The Professional Page 94
“He’ll come after you?”
“You have no idea—”
A text chimed on my phone. With a grimace, I read it.
Get your ass back here or I will whip it raw
“Shit, Jess! He knows I’m gone. He’s going to assume I came here and follow me.” To catch me and bring me back.
How had I gotten myself into this monumental mess? This had all started because I’d wanted to find my biological parents. Both were dead, and now I was saddled with a fortune that was still in the rinse cycle—along with a lying, stalker ex-boyfriend, who also happened to be an assassin.
Fuck!
“You’ve got a good head start on him, right?” Jess said. “And there’s got to be security everywhere.”
“If I can get away now, do you think we could hide out at your parents’ lake cabin for a couple of weeks?” Months? Years?
“Hide out? Nat, what did he do to you?!” She sounded on the verge of skull-fucking something.
“Nothing like you’re imagining. But he isn’t who I thought he was.”
“Skeletons in the closet?”
“Boneyard. And I still don’t know the half of it. He told me he had no family, but I just met his brother a little while ago! A big-shot politician. And their family is rich.”
“I thought you said Sevastyan was a street kid.”
“That’s what he led me to believe. You can imagine my shock. Jess, I didn’t even know his real name.”
“Holy shit, that’s serious. So to the cabin we go. I’ll make Jell-O shots for our trip, pick you up at the airport, and then we’re off. Quick question of no particular import: was the brother hot?”
“Jess!” I slowed, swiping my palm over my nape. The first night I’d met Sevastyan, I’d had a sense that I was being watched; I had that feeling again.
Wary, I surveyed the terminal—
Sevastyan! He was here, on the other side of the security checkpoint, charging through milling travelers.
God, even now I found him breathtaking to behold, with his powerful body and determined demeanor.
His intense golden eyes swept the area. Because he was hunting.
For me.
“Gotta go. Fucker’s here.” Click. How had he found me so quickly?
Our gazes met. Confusion flashed over his face. As if he truly had no idea why I’d left?
Too bad, Sevastyan, I am done.
I had to hope that he couldn’t get through the long line at security. What were the odds that he’d already bought a ticket—and lost his ever-present pistol?
His confusion was turning to fury. His body language said he would murder anyone who got between him and me. For me, his eyes were filled with warning. Don’t you dare run.
My expression told him, This dumbass can finally read neon signs. I gave him a pilot’s two-finger salute, then made my way toward my distant gate. They were boarding! If I could just get on the plane . . .
I was out of breath by the time I filed into the slow-moving line. “Excuse me,” I said to a group of sweet-looking elderly ladies in front of me, “do you mind if I skip ahead?”

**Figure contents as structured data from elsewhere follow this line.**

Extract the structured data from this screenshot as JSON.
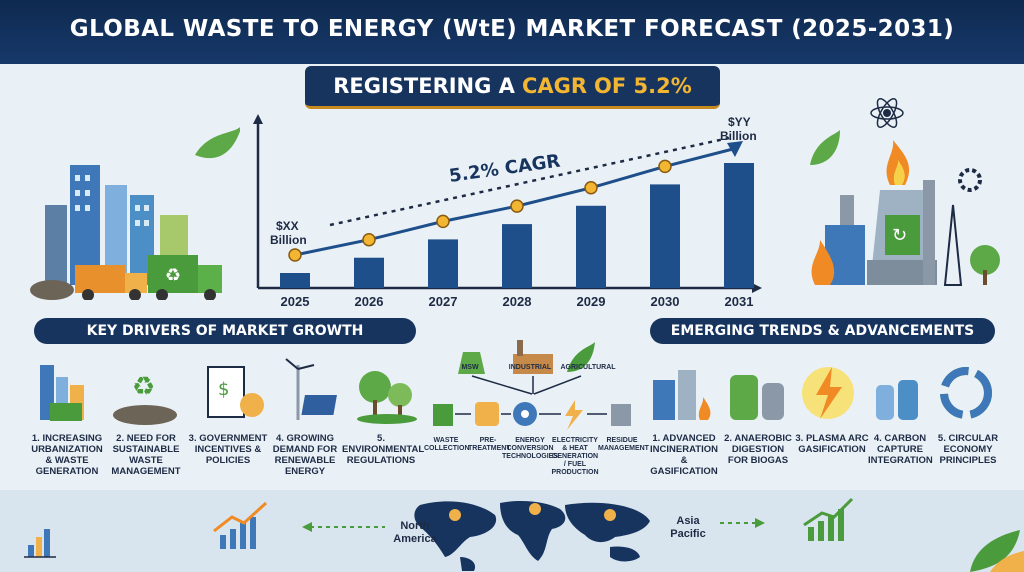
{
  "title": "GLOBAL WASTE TO ENERGY (WtE) MARKET FORECAST (2025-2031)",
  "banner": {
    "prefix": "REGISTERING A",
    "highlight": "CAGR",
    "suffix": "OF 5.2%"
  },
  "chart_data": {
    "type": "bar",
    "categories": [
      "2025",
      "2026",
      "2027",
      "2028",
      "2029",
      "2030",
      "2031"
    ],
    "values": [
      1.0,
      1.05,
      1.11,
      1.16,
      1.22,
      1.29,
      1.36
    ],
    "annotations": {
      "start_line1": "$XX",
      "start_line2": "Billion",
      "end_line1": "$YY",
      "end_line2": "Billion",
      "trend": "5.2% CAGR"
    }
  },
  "drivers": {
    "heading": "KEY DRIVERS OF MARKET GROWTH",
    "items": [
      {
        "l1": "1. INCREASING",
        "l2": "URBANIZATION",
        "l3": "& WASTE",
        "l4": "GENERATION"
      },
      {
        "l1": "2. NEED FOR",
        "l2": "SUSTAINABLE",
        "l3": "WASTE",
        "l4": "MANAGEMENT"
      },
      {
        "l1": "3. GOVERNMENT",
        "l2": "INCENTIVES &",
        "l3": "POLICIES",
        "l4": ""
      },
      {
        "l1": "4. GROWING",
        "l2": "DEMAND FOR",
        "l3": "RENEWABLE",
        "l4": "ENERGY"
      },
      {
        "l1": "5. ENVIRONMENTAL",
        "l2": "REGULATIONS",
        "l3": "",
        "l4": ""
      }
    ]
  },
  "process": {
    "sources": [
      "MSW",
      "INDUSTRIAL",
      "AGRICULTURAL"
    ],
    "steps": [
      {
        "l1": "WASTE",
        "l2": "COLLECTION",
        "l3": "",
        "l4": ""
      },
      {
        "l1": "PRE-",
        "l2": "TREATMENT",
        "l3": "",
        "l4": ""
      },
      {
        "l1": "ENERGY",
        "l2": "CONVERSION",
        "l3": "TECHNOLOGIES",
        "l4": ""
      },
      {
        "l1": "ELECTRICITY",
        "l2": "& HEAT",
        "l3": "GENERATION",
        "l4": "/ FUEL PRODUCTION"
      },
      {
        "l1": "RESIDUE",
        "l2": "MANAGEMENT",
        "l3": "",
        "l4": ""
      }
    ]
  },
  "trends": {
    "heading": "EMERGING TRENDS & ADVANCEMENTS",
    "items": [
      {
        "l1": "1. ADVANCED",
        "l2": "INCINERATION &",
        "l3": "GASIFICATION"
      },
      {
        "l1": "2. ANAEROBIC",
        "l2": "DIGESTION",
        "l3": "FOR BIOGAS"
      },
      {
        "l1": "3. PLASMA ARC",
        "l2": "GASIFICATION",
        "l3": ""
      },
      {
        "l1": "4. CARBON",
        "l2": "CAPTURE",
        "l3": "INTEGRATION"
      },
      {
        "l1": "5. CIRCULAR",
        "l2": "ECONOMY",
        "l3": "PRINCIPLES"
      }
    ]
  },
  "regions": {
    "left_l1": "North",
    "left_l2": "America",
    "right_l1": "Asia",
    "right_l2": "Pacific"
  },
  "colors": {
    "navy": "#17345f",
    "gold": "#f2b632",
    "green": "#4a9b3c",
    "bar": "#1f4f8b"
  }
}
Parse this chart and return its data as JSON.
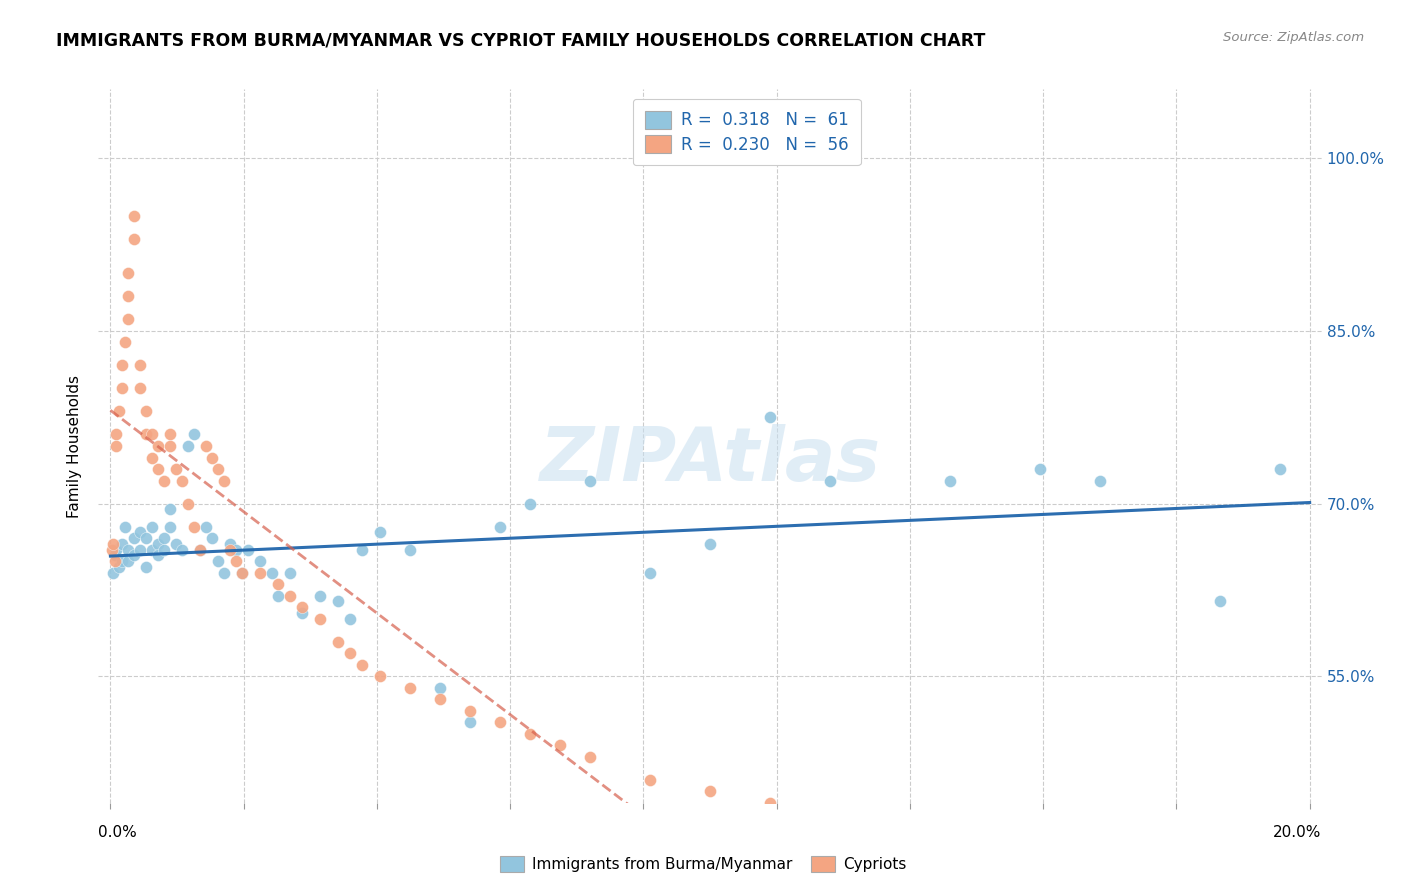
{
  "title": "IMMIGRANTS FROM BURMA/MYANMAR VS CYPRIOT FAMILY HOUSEHOLDS CORRELATION CHART",
  "source": "Source: ZipAtlas.com",
  "ylabel": "Family Households",
  "blue_color": "#92c5de",
  "pink_color": "#f4a582",
  "blue_line_color": "#2166ac",
  "pink_line_color": "#d6604d",
  "watermark": "ZIPAtlas",
  "legend_r_blue": "0.318",
  "legend_n_blue": "61",
  "legend_r_pink": "0.230",
  "legend_n_pink": "56",
  "ytick_values": [
    0.55,
    0.7,
    0.85,
    1.0
  ],
  "ylim": [
    0.44,
    1.06
  ],
  "xlim": [
    -0.002,
    0.202
  ],
  "blue_x": [
    0.0005,
    0.0008,
    0.001,
    0.0015,
    0.002,
    0.002,
    0.0025,
    0.003,
    0.003,
    0.004,
    0.004,
    0.005,
    0.005,
    0.006,
    0.006,
    0.007,
    0.007,
    0.008,
    0.008,
    0.009,
    0.009,
    0.01,
    0.01,
    0.011,
    0.012,
    0.013,
    0.014,
    0.015,
    0.016,
    0.017,
    0.018,
    0.019,
    0.02,
    0.021,
    0.022,
    0.023,
    0.025,
    0.027,
    0.028,
    0.03,
    0.032,
    0.035,
    0.038,
    0.04,
    0.042,
    0.045,
    0.05,
    0.055,
    0.06,
    0.065,
    0.07,
    0.08,
    0.09,
    0.1,
    0.11,
    0.12,
    0.14,
    0.155,
    0.165,
    0.185,
    0.195
  ],
  "blue_y": [
    0.64,
    0.655,
    0.66,
    0.645,
    0.65,
    0.665,
    0.68,
    0.65,
    0.66,
    0.67,
    0.655,
    0.66,
    0.675,
    0.645,
    0.67,
    0.68,
    0.66,
    0.665,
    0.655,
    0.67,
    0.66,
    0.68,
    0.695,
    0.665,
    0.66,
    0.75,
    0.76,
    0.66,
    0.68,
    0.67,
    0.65,
    0.64,
    0.665,
    0.66,
    0.64,
    0.66,
    0.65,
    0.64,
    0.62,
    0.64,
    0.605,
    0.62,
    0.615,
    0.6,
    0.66,
    0.675,
    0.66,
    0.54,
    0.51,
    0.68,
    0.7,
    0.72,
    0.64,
    0.665,
    0.775,
    0.72,
    0.72,
    0.73,
    0.72,
    0.615,
    0.73
  ],
  "pink_x": [
    0.0003,
    0.0005,
    0.0008,
    0.001,
    0.001,
    0.0015,
    0.002,
    0.002,
    0.0025,
    0.003,
    0.003,
    0.003,
    0.004,
    0.004,
    0.005,
    0.005,
    0.006,
    0.006,
    0.007,
    0.007,
    0.008,
    0.008,
    0.009,
    0.01,
    0.01,
    0.011,
    0.012,
    0.013,
    0.014,
    0.015,
    0.016,
    0.017,
    0.018,
    0.019,
    0.02,
    0.021,
    0.022,
    0.025,
    0.028,
    0.03,
    0.032,
    0.035,
    0.038,
    0.04,
    0.042,
    0.045,
    0.05,
    0.055,
    0.06,
    0.065,
    0.07,
    0.075,
    0.08,
    0.09,
    0.1,
    0.11
  ],
  "pink_y": [
    0.66,
    0.665,
    0.65,
    0.75,
    0.76,
    0.78,
    0.8,
    0.82,
    0.84,
    0.88,
    0.9,
    0.86,
    0.93,
    0.95,
    0.82,
    0.8,
    0.78,
    0.76,
    0.76,
    0.74,
    0.75,
    0.73,
    0.72,
    0.76,
    0.75,
    0.73,
    0.72,
    0.7,
    0.68,
    0.66,
    0.75,
    0.74,
    0.73,
    0.72,
    0.66,
    0.65,
    0.64,
    0.64,
    0.63,
    0.62,
    0.61,
    0.6,
    0.58,
    0.57,
    0.56,
    0.55,
    0.54,
    0.53,
    0.52,
    0.51,
    0.5,
    0.49,
    0.48,
    0.46,
    0.45,
    0.44
  ]
}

They gave me bitch, please looks.
Out of the corner of my vision, I spied the crowd parting for a very tall black-haired man. Shit—he’d cleared security! My line snailed forward. . . .
Panicked, I scurried away from the gate down the terminal, knowing how this would go down. He’d catch me and I’d have to scream and fight.
And then he’d still never let me go.
When I had nowhere else to run, I spun around, squaring my shoulders.
His eyes were crazed as he stalked up to me. “Come.” He snatched my upper arm.
“Let—me—go.” I tried to wrench free of his viselike hold. “I’m not leaving with you.”
“Natalie, now.”
People were staring at us, whispering behind hands. Under my breath, I snapped, “Why can’t you just leave me alone? You’ve been doing it for weeks!” At least during the days.
“Fight me, and I go to jail. Because nothing short of that will keep me from you.”
Damn it! I’d seen his body language, promising pain to anyone who got between us. In the banya, he’d told me he’d do murder to possess me.
I didn’t want anyone to get hurt. And I didn’t want him to go to prison. Again.
“Interpol would love to take someone like me into custody.”
I glanced past him, saw a gate attendant reaching for a red phone. To alert security?
Talk about making a major decision under pressure: My freedom for his?
I recalled how Sevastyan had been last night, in our bed. My dream man.
Damn, damn, damn! It seemed I could leave him—but I couldn’t send him to prison. Not after everything he’d done for me.
This man saved my life.
His grip tightened, and his frenzied gaze pinned mine. His pupils were blown, his eyes appearing almost black. “I won’t be taken from you. Do you understand me?”
I swallowed, hoping very much that I did not understand him. I had a flashback of what he’d done to Gleb, and pitied any guard who confronted this enraged enforcer. I had no choice but to go with him. For now. “Let go of my arm, and I’ll come with you.”
Instead, he dragged me along, my wishes ignored yet again.
“You can’t do this!”
“Doing it.”
Okay, so he could force me back—didn’t mean I’d stay. He couldn’t watch me every hour of the day and night. I promised him, “Short of your locking me in a cage, I will return to Nebraska.”